Aaron M Renn at New Geography makes the point that the city’s administration seems unwilling to face up to the extent of the problem, but also highlights the pioneering atmosphere that Detroit’s “urban prairie” is nurturing. The withering of local government leaves spaces of opportunity for innovative approaches to low-budget living to take root… and while the living ain’t easy, the make-do attitude of the American pioneer spirit seems to be making a return [via Warren Ellis].

Urban agriculture projects are gathering pace; out-of-town artists are moving in, attracted by the low housing prices and the blank-canvas vibe of a city that’s been all but abandoned by consumerism. [image by jessicareeder]

In most cities, municipal government can’t stop drug dealing and violence, but it can keep people with creative ideas out. Not in Detroit. In Detroit, if you want to do something, you just go do it. Maybe someone will eventually get around to shutting you down, or maybe not. It’s a sort of anarchy in a good way as well as a bad one. Perhaps that overstates the case. You can’t do anything, but it is certainly easier to make things happen there than in most places because the hand of government weighs less heavily.

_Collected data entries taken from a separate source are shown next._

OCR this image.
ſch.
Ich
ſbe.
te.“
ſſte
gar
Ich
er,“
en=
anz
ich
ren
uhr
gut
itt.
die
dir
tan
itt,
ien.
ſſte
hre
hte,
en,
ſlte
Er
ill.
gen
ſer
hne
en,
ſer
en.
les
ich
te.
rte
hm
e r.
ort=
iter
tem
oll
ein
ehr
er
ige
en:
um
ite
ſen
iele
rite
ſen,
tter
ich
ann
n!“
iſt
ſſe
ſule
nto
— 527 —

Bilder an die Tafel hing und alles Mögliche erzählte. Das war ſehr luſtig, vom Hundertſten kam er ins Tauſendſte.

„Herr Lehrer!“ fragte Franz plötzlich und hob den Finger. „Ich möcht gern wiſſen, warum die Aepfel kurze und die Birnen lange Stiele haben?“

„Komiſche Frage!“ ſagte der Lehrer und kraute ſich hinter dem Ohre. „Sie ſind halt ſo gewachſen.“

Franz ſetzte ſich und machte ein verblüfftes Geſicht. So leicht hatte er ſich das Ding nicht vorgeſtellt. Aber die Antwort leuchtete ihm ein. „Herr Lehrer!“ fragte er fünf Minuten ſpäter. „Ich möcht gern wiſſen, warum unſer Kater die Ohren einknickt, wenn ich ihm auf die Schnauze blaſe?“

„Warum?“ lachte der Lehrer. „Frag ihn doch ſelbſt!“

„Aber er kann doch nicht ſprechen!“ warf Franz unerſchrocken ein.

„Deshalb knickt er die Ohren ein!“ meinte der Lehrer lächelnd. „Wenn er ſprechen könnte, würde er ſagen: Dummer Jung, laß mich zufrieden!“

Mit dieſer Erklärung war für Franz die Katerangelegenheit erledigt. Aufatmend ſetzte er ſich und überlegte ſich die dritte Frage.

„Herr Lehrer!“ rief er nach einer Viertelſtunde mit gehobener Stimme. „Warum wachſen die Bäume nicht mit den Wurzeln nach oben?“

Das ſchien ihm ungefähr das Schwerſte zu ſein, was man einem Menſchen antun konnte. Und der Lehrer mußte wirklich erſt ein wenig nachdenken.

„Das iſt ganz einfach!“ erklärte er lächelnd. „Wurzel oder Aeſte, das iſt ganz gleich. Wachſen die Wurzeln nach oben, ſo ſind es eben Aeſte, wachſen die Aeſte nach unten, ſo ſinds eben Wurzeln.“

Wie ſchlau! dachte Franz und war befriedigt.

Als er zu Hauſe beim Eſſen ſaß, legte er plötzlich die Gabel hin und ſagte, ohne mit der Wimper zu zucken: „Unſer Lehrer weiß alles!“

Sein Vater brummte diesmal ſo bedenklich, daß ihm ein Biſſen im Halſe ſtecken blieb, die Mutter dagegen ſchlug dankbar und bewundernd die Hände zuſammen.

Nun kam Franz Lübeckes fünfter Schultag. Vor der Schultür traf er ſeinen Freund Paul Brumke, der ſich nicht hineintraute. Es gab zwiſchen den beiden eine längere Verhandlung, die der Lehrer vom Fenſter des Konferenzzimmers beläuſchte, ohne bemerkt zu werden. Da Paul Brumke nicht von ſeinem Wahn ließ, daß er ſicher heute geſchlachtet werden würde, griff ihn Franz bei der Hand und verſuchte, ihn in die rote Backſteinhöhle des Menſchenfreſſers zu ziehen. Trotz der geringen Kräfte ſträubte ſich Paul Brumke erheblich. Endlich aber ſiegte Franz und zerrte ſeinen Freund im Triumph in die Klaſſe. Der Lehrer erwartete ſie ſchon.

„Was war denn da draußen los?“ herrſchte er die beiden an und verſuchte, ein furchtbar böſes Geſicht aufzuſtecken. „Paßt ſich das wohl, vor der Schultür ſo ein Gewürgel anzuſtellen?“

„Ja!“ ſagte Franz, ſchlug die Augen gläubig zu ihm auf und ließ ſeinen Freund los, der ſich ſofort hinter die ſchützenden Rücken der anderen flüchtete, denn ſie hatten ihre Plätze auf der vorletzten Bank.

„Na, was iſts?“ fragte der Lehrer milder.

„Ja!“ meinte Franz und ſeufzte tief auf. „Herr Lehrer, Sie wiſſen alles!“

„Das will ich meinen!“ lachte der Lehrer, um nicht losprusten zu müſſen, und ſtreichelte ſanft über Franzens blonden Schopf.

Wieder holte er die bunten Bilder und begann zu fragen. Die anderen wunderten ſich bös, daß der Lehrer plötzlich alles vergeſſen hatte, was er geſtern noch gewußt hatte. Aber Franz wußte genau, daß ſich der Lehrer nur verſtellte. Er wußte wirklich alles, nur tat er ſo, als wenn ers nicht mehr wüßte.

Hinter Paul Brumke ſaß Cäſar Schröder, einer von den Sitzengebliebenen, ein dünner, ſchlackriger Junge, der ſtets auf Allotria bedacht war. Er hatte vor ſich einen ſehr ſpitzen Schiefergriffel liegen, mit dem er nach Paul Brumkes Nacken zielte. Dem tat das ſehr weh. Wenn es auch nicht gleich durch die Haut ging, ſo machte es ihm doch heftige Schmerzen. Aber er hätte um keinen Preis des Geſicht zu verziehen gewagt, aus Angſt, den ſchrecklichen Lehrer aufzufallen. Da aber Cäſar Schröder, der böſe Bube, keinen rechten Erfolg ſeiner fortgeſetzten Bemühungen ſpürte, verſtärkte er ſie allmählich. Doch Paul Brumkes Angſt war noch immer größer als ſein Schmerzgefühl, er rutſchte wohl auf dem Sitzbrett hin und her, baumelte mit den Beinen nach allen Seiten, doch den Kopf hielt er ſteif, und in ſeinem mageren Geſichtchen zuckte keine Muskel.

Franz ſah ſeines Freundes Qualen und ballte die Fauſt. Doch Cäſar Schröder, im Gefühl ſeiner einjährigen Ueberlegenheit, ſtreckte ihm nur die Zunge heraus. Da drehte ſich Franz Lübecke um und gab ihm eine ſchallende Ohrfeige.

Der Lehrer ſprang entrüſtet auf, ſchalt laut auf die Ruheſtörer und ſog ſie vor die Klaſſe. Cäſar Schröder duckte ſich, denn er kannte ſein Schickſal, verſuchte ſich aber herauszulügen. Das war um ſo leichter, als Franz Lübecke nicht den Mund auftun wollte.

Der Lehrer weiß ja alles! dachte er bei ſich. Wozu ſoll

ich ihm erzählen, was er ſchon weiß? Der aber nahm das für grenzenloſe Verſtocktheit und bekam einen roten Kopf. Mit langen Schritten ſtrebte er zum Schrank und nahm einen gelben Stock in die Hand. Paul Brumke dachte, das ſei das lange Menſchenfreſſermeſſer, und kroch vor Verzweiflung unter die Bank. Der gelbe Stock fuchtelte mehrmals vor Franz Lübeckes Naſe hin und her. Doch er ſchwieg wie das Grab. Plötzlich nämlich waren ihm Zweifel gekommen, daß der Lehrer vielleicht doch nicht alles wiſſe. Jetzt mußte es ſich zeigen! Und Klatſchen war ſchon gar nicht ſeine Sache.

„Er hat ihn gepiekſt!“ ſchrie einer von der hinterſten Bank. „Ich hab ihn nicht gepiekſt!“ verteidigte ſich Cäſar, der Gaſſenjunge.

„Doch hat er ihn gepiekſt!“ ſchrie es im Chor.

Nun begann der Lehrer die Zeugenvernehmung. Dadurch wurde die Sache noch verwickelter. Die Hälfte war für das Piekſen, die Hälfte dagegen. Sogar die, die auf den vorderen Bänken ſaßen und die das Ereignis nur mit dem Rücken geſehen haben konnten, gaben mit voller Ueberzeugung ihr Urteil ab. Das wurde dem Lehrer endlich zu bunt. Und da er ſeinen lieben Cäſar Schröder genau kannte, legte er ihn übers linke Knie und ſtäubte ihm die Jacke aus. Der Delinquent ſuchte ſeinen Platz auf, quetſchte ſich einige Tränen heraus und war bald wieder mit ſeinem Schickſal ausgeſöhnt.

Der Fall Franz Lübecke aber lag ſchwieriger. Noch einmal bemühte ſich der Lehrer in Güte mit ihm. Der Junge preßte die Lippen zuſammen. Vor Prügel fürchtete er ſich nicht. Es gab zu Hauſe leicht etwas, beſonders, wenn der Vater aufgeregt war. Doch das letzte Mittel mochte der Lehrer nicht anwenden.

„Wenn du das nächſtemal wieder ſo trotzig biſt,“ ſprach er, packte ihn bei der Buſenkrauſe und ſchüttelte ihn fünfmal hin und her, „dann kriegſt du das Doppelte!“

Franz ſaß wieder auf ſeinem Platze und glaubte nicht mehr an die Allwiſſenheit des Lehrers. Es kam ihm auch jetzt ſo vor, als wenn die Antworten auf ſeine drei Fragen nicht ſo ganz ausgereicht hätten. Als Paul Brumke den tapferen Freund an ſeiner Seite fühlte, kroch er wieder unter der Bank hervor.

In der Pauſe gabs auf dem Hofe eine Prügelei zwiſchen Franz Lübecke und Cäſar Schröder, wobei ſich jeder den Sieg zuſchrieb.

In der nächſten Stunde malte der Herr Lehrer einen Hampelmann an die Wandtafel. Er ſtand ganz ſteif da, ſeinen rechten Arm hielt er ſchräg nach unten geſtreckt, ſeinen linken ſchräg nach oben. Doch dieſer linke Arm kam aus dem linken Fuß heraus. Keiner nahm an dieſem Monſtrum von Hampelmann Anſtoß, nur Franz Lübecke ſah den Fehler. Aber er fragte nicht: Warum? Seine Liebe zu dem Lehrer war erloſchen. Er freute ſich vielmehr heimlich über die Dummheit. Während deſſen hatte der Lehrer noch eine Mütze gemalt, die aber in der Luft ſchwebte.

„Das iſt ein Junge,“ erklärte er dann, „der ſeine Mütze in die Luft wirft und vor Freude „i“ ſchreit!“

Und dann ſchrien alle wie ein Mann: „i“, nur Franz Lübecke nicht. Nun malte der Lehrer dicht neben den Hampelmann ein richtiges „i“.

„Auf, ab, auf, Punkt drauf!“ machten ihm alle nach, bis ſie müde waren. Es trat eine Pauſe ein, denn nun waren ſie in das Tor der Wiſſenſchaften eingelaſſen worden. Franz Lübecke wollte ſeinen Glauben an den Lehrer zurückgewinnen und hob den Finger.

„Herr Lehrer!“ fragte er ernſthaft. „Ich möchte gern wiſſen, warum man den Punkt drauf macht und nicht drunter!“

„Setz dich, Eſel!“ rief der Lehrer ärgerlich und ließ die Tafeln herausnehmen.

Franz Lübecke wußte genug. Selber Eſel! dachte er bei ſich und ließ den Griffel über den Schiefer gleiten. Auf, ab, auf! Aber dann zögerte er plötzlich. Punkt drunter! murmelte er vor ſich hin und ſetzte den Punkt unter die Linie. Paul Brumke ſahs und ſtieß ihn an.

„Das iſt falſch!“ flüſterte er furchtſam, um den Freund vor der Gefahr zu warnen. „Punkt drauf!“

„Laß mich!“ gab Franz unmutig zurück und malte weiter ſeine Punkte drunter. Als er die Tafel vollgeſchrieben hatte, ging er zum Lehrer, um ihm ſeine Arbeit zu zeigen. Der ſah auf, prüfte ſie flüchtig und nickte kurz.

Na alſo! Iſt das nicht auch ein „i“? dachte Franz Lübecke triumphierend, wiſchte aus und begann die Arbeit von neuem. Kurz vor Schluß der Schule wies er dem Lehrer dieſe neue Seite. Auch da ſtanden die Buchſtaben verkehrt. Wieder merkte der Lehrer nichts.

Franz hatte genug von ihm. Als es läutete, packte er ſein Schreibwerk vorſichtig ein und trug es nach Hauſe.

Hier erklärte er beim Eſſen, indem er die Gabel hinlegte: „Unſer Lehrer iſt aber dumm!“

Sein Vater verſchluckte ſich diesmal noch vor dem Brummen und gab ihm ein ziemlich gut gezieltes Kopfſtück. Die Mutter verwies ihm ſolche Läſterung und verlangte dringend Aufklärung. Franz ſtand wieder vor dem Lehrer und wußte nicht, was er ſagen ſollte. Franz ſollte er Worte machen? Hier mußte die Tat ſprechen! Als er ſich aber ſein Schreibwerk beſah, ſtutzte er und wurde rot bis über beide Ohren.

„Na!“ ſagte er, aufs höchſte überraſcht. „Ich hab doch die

What’s more, the fact that government is so weak has provoked some amazing reactions from the people who live there. In Chicago, every day there is some protest at City Hall by a group from some area of the city demanding something. Not in Detroit. The people in Detroit know that they are on their own, and if they want something done they have to do it themselves. Nobody from the city is coming to help them. And they’ve found some very creative ways to deal with the challenges that result.

Imagine for a moment that this trend continues – might Detroit become some sort of independent city-state, a mildly anarchic rough-and-ready town where the price of freedom is a willingness to work hard for yourself and with your neighbours? How many more cities in the Western world might go the same way as manufacturing becomes increasingly outsourced overseas and/or roboticised? How will national governments react to these places – will they abandon them to the whims of their new residents, or struggle to control them in the face of diminishing tax revenues and the spiralling costs of law enforcement?

I’m not naive enough to imagine Detroit becoming some sort of hippie utopia, but I think it has the potential to become a new type of post-industrial city – but that will depend on a lot of different factors. Should the government be involving itself more closely in these early stages, or will a hands-off wait-and-see approach prove more effective?